Ketidak mungkinan kita untuk menukar sebuah kata dengan kata lain yang bersinonim adalah banyak sebabnya, Antara lain,karena ;
(1) Faktor waktu. Misalnya kata hulubalang bersinonim dengan kata komandan. Namun, keduanya tidak mudah dipertukarkan karena kata hulubalang hanya cocok untuk situasi kuno, klasik, atau arkais. Sedangkan kata komandan hanya cocok untuk situasi masa kini (modern)
(2) Faktor tempat atau daerah. Misalnya kata saya dan beta adalah bersinonim. Tetapi kata beta hanya cocok untuk digunakan dalan konteks pemakaian bahasa Indonesia timur (Maluku) ; sedangkan kata saya d apat digunakan secara umum di mana saja.
(3) Faktor Sosial. Misalnya kata aku dan saya adalah dua buah kata yang bersinonim; tetapi kata aku hanya dapat digunakan untuk teman sebaya yang tidak dapat digunakan kepada orang yang lebih tua atau yang status sosialnya lebih tinggi.
(4) Faktor bidang kegiatan. Misalnya kata tasawuf, kebatinan, dan mistik adalah tiga buah kata yang bersinonim.
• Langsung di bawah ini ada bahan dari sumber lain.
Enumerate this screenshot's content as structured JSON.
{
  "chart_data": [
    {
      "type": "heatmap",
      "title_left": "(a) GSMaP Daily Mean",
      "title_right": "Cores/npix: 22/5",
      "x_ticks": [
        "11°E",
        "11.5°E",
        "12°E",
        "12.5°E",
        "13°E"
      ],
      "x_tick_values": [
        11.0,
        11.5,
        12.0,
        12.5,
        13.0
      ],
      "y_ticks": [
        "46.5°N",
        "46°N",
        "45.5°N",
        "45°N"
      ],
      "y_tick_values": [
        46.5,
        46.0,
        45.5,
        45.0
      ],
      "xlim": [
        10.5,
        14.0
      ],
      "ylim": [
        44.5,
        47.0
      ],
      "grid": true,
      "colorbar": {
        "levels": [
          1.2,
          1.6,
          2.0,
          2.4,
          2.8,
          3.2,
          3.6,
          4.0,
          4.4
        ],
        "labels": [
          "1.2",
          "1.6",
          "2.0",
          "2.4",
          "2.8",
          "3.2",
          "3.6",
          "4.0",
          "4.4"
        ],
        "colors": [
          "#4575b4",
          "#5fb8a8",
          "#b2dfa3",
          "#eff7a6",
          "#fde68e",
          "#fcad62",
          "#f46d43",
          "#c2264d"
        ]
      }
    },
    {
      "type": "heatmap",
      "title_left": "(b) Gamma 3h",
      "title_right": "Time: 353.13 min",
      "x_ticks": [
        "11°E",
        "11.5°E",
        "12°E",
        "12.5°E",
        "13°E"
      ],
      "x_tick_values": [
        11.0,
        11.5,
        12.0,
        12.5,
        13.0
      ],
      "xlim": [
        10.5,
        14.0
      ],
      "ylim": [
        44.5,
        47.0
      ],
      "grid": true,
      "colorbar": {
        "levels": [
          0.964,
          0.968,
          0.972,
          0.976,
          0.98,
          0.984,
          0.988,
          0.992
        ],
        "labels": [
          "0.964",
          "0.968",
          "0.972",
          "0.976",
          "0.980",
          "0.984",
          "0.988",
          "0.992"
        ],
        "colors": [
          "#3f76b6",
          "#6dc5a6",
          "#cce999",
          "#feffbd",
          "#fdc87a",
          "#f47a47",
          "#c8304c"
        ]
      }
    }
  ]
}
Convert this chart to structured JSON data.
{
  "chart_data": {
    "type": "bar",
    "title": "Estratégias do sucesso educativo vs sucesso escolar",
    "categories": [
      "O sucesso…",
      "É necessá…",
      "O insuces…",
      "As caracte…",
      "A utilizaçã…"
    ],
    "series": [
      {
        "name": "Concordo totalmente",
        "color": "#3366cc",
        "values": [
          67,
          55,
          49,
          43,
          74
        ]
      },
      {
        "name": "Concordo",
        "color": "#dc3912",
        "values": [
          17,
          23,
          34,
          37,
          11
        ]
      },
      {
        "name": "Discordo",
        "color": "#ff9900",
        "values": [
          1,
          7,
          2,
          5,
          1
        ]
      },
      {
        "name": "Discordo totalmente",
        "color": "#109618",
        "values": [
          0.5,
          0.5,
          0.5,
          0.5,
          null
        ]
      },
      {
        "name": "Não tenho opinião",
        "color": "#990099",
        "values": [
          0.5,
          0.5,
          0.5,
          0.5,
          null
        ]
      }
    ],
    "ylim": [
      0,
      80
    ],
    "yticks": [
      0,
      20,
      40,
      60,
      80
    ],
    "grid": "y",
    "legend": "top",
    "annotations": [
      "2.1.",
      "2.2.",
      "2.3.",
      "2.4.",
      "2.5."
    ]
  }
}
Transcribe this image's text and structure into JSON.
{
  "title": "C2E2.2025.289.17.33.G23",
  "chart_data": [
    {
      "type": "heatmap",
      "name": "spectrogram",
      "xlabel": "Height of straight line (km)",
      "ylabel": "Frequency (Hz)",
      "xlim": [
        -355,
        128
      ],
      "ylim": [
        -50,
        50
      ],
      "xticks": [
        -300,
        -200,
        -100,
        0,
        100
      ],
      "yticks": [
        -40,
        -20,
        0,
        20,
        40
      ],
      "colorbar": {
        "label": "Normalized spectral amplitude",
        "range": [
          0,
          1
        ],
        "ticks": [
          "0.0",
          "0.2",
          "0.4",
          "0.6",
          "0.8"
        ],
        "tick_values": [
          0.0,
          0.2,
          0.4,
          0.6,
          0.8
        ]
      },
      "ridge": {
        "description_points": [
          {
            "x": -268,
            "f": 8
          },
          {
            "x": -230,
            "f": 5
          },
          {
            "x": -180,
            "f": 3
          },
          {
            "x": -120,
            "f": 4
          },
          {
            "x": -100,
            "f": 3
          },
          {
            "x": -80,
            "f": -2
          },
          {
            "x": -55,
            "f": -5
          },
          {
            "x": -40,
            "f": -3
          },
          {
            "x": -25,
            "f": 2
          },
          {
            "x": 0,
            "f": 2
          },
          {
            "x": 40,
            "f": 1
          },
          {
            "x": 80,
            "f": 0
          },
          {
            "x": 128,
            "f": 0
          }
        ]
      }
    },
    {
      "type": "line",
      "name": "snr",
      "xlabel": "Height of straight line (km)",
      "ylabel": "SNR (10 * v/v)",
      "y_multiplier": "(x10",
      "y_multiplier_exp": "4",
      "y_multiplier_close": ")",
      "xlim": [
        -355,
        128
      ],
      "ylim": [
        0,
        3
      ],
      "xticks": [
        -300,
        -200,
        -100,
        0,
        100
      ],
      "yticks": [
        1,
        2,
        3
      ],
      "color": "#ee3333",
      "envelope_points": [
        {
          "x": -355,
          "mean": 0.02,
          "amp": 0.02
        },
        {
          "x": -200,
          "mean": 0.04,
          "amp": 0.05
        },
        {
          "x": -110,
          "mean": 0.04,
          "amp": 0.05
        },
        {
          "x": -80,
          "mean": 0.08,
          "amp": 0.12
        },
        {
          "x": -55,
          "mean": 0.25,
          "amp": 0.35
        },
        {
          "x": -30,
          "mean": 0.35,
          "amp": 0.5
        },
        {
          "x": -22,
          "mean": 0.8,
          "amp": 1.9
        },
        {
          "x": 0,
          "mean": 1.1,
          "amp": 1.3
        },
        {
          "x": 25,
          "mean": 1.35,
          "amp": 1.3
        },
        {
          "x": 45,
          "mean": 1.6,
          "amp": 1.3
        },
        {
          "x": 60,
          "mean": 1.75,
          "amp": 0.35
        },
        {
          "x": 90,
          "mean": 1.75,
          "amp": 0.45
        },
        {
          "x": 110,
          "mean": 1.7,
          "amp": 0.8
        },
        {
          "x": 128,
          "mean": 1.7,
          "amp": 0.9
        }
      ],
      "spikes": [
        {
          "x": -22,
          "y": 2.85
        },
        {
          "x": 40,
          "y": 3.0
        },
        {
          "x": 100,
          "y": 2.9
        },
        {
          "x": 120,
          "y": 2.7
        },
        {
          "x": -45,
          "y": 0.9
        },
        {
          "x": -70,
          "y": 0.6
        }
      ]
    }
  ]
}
Namun kata tasawuf hanya lazim dalam agama Islam; kata kebatinan untuk yang bukan islam; dan kata mistik untuk semua agama.
(5) Faktor nuansa makna. Misalnya kata-kata melihat, melirik, melotot, meninjau, dan mengintip adalah kata-kata yang bersinonim. Kata melihat memang bisa digunakan secara umum; tetapi kata melirik hanya digunakan untuk menyatakan melihat dengan sudut mata; kata melotot hanya digunakan untuk melihat dengan mata terbuka lebar: kata meninjau hanya digunakan untuk melihat dari tempat jauh atau tempat tinggi; dan kata mengintip hanya cocok digunakan untuk melihat dari celah yang sempit.
Dalam beberapa buku pelajaran bahasa sering dikatakan bahwa sinonim adalah persamaan kata atau kata-kata yang sama maknanya. Pernyataan ini jelas kurang tepat sebab selain yang sama bukan maknanya, yang bersinonim pun bukan hanya kata, tetapi juga banyak terjadiantara satuan-satuan bahasa lainnya. Perhatikan contoh berikut!
(a) Sinonim antar morfem (bebas) dengan morfem terikat, seperti antara dia dengan nya, antara saya dengan ku dalam kalimat
(1) Minta bantuan dia
Minta bantuannya
1.      Bukan teman saya
Bukan temanku
(b) Sinonim antar kata dengan kata seperti antara mati dengan meninggal: antara buruk dengan jelek.
(c) Sinoninm antara kata dengan frase atau sebaliknya. Misalnya antara meninggal dengan tutup usia:antara hamil dengan duduk perut.
(d) Sinonim antara frase dengan frase. Misalnya, antara ayah ibu dengan orang tua; antara meninggal dunia dengan pulang ke rahmatullah.
(e) Sinonim antara kalimat dengan kalimat, seperti Adik menendang bola dengan Bola ditendang adik. Kedua kalimat tersebut dianggap bersinonim, yang pertama kalimat aktif dan yang kedua lalimat pasif.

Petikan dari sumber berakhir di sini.